Parler n’est pas un crime mais s’en abstenir peut être une vertu

Sur Europe 1 Enthoven dit « Manger de la viande n’est pas un crime et s’en abstenir n’est pas une vertu ». On ne va pas lui demander : « n’est pas un crime pour qui ? Pour l’animal tué ? » car de toute façon il n’osera pas répondre.

Mais je voulais juste me demander quelle était la différence entre l’enthoven et le philosophe ?
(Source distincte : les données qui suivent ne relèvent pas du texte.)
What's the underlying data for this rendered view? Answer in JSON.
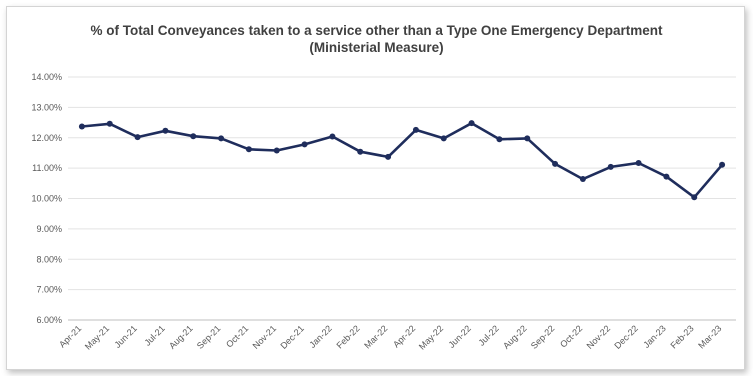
{
  "chart_data": {
    "type": "line",
    "title_line1": "% of Total Conveyances taken to a service other than a Type One Emergency Department",
    "title_line2": "(Ministerial Measure)",
    "xlabel": "",
    "ylabel": "",
    "ylim": [
      0.06,
      0.14
    ],
    "yticks": [
      "6.00%",
      "7.00%",
      "8.00%",
      "9.00%",
      "10.00%",
      "11.00%",
      "12.00%",
      "13.00%",
      "14.00%"
    ],
    "grid": true,
    "legend": "none",
    "line_color": "#1f2d5c",
    "categories": [
      "Apr-21",
      "May-21",
      "Jun-21",
      "Jul-21",
      "Aug-21",
      "Sep-21",
      "Oct-21",
      "Nov-21",
      "Dec-21",
      "Jan-22",
      "Feb-22",
      "Mar-22",
      "Apr-22",
      "May-22",
      "Jun-22",
      "Jul-22",
      "Aug-22",
      "Sep-22",
      "Oct-22",
      "Nov-22",
      "Dec-22",
      "Jan-23",
      "Feb-23",
      "Mar-23"
    ],
    "series": [
      {
        "values": [
          0.1237,
          0.1246,
          0.1202,
          0.1223,
          0.1205,
          0.1198,
          0.1162,
          0.1158,
          0.1178,
          0.1204,
          0.1154,
          0.1137,
          0.1226,
          0.1198,
          0.1248,
          0.1195,
          0.1198,
          0.1114,
          0.1064,
          0.1104,
          0.1117,
          0.1072,
          0.1004,
          0.1111
        ]
      }
    ]
  }
}
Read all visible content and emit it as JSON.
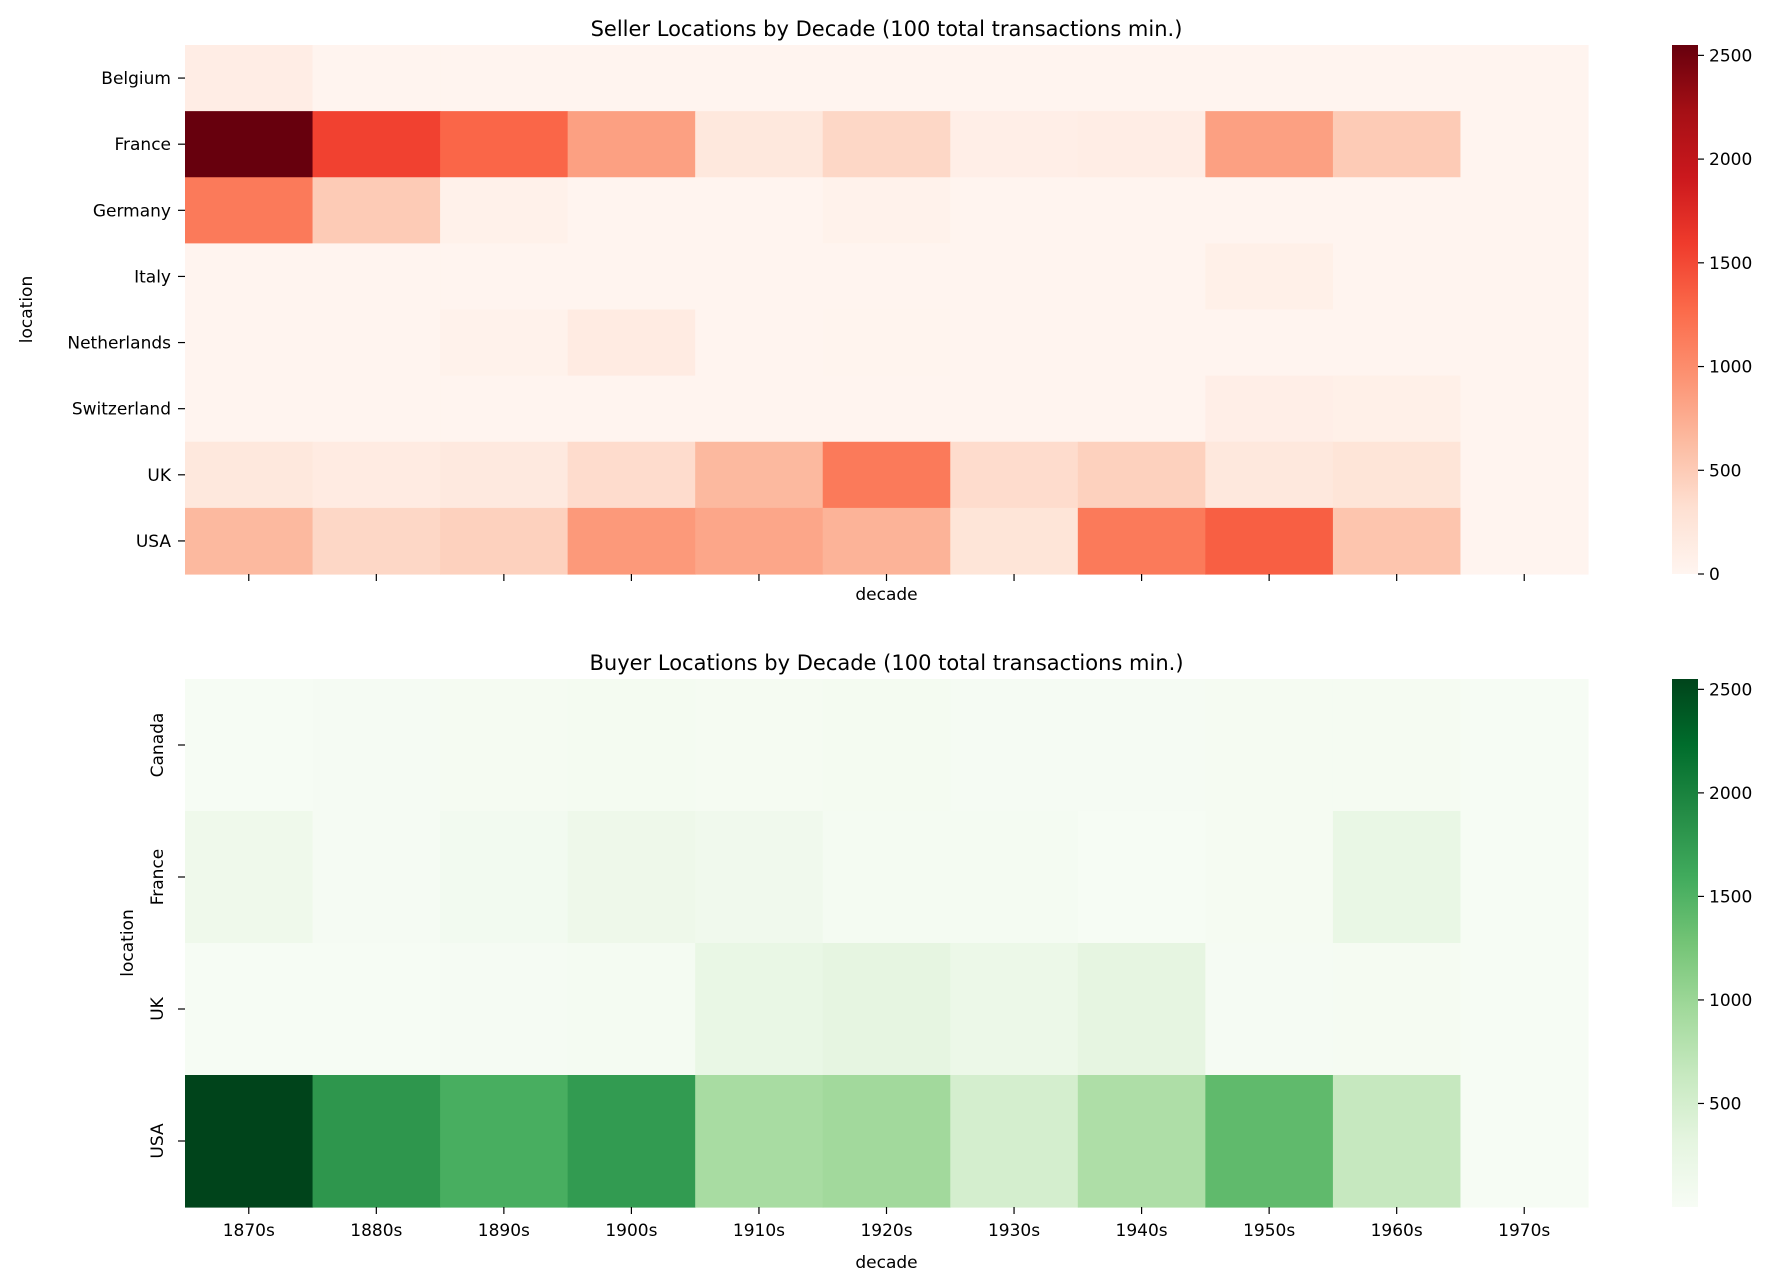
{
  "chart_data": [
    {
      "type": "heatmap",
      "title": "Seller Locations by Decade (100 total transactions min.)",
      "xlabel": "decade",
      "ylabel": "location",
      "colormap": "Reds",
      "colors": [
        "#fff5f0",
        "#fee0d2",
        "#fcbba1",
        "#fc9272",
        "#fb6a4a",
        "#ef3b2c",
        "#cb181d",
        "#a50f15",
        "#67000d"
      ],
      "vmin": 0,
      "vmax": 2550,
      "colorbar_ticks": [
        "0",
        "500",
        "1000",
        "1500",
        "2000",
        "2500"
      ],
      "x_tick_labels_visible": false,
      "categories": [
        "1870s",
        "1880s",
        "1890s",
        "1900s",
        "1910s",
        "1920s",
        "1930s",
        "1940s",
        "1950s",
        "1960s",
        "1970s"
      ],
      "rows": [
        "Belgium",
        "France",
        "Germany",
        "Italy",
        "Netherlands",
        "Switzerland",
        "UK",
        "USA"
      ],
      "values": [
        [
          120,
          10,
          10,
          10,
          10,
          10,
          10,
          10,
          10,
          10,
          10
        ],
        [
          2550,
          1550,
          1300,
          850,
          200,
          400,
          100,
          120,
          850,
          500,
          10
        ],
        [
          1150,
          500,
          60,
          10,
          10,
          50,
          10,
          10,
          10,
          10,
          10
        ],
        [
          10,
          10,
          10,
          10,
          10,
          10,
          10,
          10,
          80,
          10,
          10
        ],
        [
          10,
          10,
          50,
          150,
          10,
          20,
          10,
          10,
          10,
          10,
          10
        ],
        [
          10,
          10,
          10,
          10,
          10,
          10,
          10,
          10,
          100,
          80,
          10
        ],
        [
          200,
          150,
          180,
          350,
          650,
          1150,
          350,
          450,
          200,
          250,
          10
        ],
        [
          650,
          400,
          450,
          900,
          800,
          700,
          250,
          1150,
          1350,
          550,
          10
        ]
      ]
    },
    {
      "type": "heatmap",
      "title": "Buyer Locations by Decade (100 total transactions min.)",
      "xlabel": "decade",
      "ylabel": "location",
      "colormap": "Greens",
      "colors": [
        "#f7fcf5",
        "#e5f5e0",
        "#c7e9c0",
        "#a1d99b",
        "#74c476",
        "#41ab5d",
        "#238b45",
        "#006d2c",
        "#00441b"
      ],
      "vmin": 0,
      "vmax": 2550,
      "colorbar_ticks": [
        "500",
        "1000",
        "1500",
        "2000",
        "2500"
      ],
      "x_tick_labels_visible": true,
      "categories": [
        "1870s",
        "1880s",
        "1890s",
        "1900s",
        "1910s",
        "1920s",
        "1930s",
        "1940s",
        "1950s",
        "1960s",
        "1970s"
      ],
      "rows": [
        "Canada",
        "France",
        "UK",
        "USA"
      ],
      "values": [
        [
          20,
          30,
          40,
          60,
          40,
          60,
          30,
          30,
          40,
          40,
          10
        ],
        [
          150,
          30,
          80,
          160,
          120,
          50,
          50,
          10,
          40,
          250,
          10
        ],
        [
          10,
          10,
          30,
          50,
          250,
          300,
          200,
          300,
          30,
          40,
          10
        ],
        [
          2550,
          1800,
          1550,
          1750,
          900,
          950,
          500,
          850,
          1400,
          650,
          10
        ]
      ]
    }
  ]
}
L’enthoven est un animal de la même espèce que le bhl, le finkielkraut ou le zemmour. Il est blanc, a la peau lisse, des cheveux bruns. Il a deux yeux, des dents blanches et une bouche. La bouche lui sert généralement à prononcer des mots pour s’écouter parler. L’enthoven fait cela grâce à son timbre de voix assez particulier, un timbre qui dit, en somme « attention, je dis des choses intéressantes » mais sans qu’il le fasse vraiment toujours. L’enthoven est un animal dominateur, il domine surtout les animaux plus vulnérables que lui et il les domine indirectement car il n’a pas le courage de les affronter en face à face : il paie des gens, de la même espèce que lui mais avec moins de diplômes inutiles, pour qu’ils dominent et tuent les animaux à sa place. Ensuite, l’enthoven se déplace avec son moyen de transport et achète des bouts de ces animaux préalablement tués pour lui. Il rentre enfin dans sa demeure et il prépare les bouts de cadavre pour ensuite les ingurgiter. Entre deux mastications de cadavre il pense à quel point il est cultivé, raffiné et différent des autres membres de son espèce qui eux aussi, en grande majorité, mangent des cadavres, mais qui, contrairement à lui, ne philosophent pas en les mangeant. Là est la différence essentielle entre l’enthoven et les membres de son espèce : il agit, moralement et pratiquement, de la même manière que plus de 90 % des humains mais il pense malgré tout être spécial, particulier, unique, différent, important…

Après avoir mangé du cadavre et philosophé sur la morale et la vie juste, l’enthoven s’endort la conscience tranquille (ou plutôt tranquillisée) de ne pas faire partie de l’espèce de ces véganes extrémistes qui voudraient (oh malheur !) que tous les animaux aient le droit à la vie et à la liberté. L’enthoven rêve ensuite d’être un grand philosophe qui marque son temps. Mais au réveil il se rend compte qu’il en est loin, cela le frustre terriblement de ne pas être grand et fort. Ayant oublié de se brosser les dents, il remarque qu’il a encore le goût du cadavre dans sa bouche. Et il se rappelle que si, il est fort, car il peut, rien qu’avec sa carte bancaire, commander la mort de plein d’individus sentients d’une autre espèce. Cela lui donne un peu de baume au cœur et lui fait dire que, finalement, il n’est pas si misérable que ça, en tout cas, qu’il est moins misérable que les poulets, cochons, vaches, poissons… dont il mange régulièrement le cadavre.

L’enthoven entame ensuite sa nouvelle journée pendant laquelle il fera semblant d’être pertinent et fin penseur.

À la différence de l’enthoven, le philosophe, lui, n’est pas suffisant et ne cherche pas à moduler le timbre de sa voix de telle sorte que l’on pense qu’il dit des choses intéressantes. Le philosophe est capable, contrairement à l’enthoven, de s’abstraire des préjugés de son temps, de prendre du recul par rapport à l’éducation qu’il a reçue voire même d’être un avant-gardiste sur différents sujets comme l’éthique par exemple. Le philosophe n’accepte pas de passer dans n’importe quelle émission médiocre seulement pour gagner de l’argent ou du prestige, il aime réfléchir par principe. Enfin, le philosophe ne recherche pas le buzz et n’a pas de raisonnements centrés uniquement sur sa personne.

Complicité

« Vous avez dîné, et peu importe avec combien de scrupules l’abattoir est dissimulé dans la gracieuse distance des kilomètres, il y a complicité. » Emerson

Il ne s’agit pas de dire que la plupart des hommes sont des criminels mais surtout de prendre conscience des conséquences de nos comportements. Les actes les plus anodins en apparence sont fatals pour des milliards d’êtres innocents et démunis. Quelle que soit la manière d’y participer, cela revient au même. Que les animaux soient tués par nous-mêmes ou que nous déléguions cette tache ingrate à d’autres gens, c’est toujours la mort qui en est la conséquence. Tout achat d’un produit d’origine animale a nécessité une privation de liberté, une torture et un crime. Resterons-nous complices et instigateurs ?

Fermer les yeux ce n’est pas changer la réalité, mais seulement se la cacher. Et se la cacher, ne la modifie aucunement, mais la perpétue.

Ignorer le crime ne nous déresponsabilise pas mais nous rend complices tacites.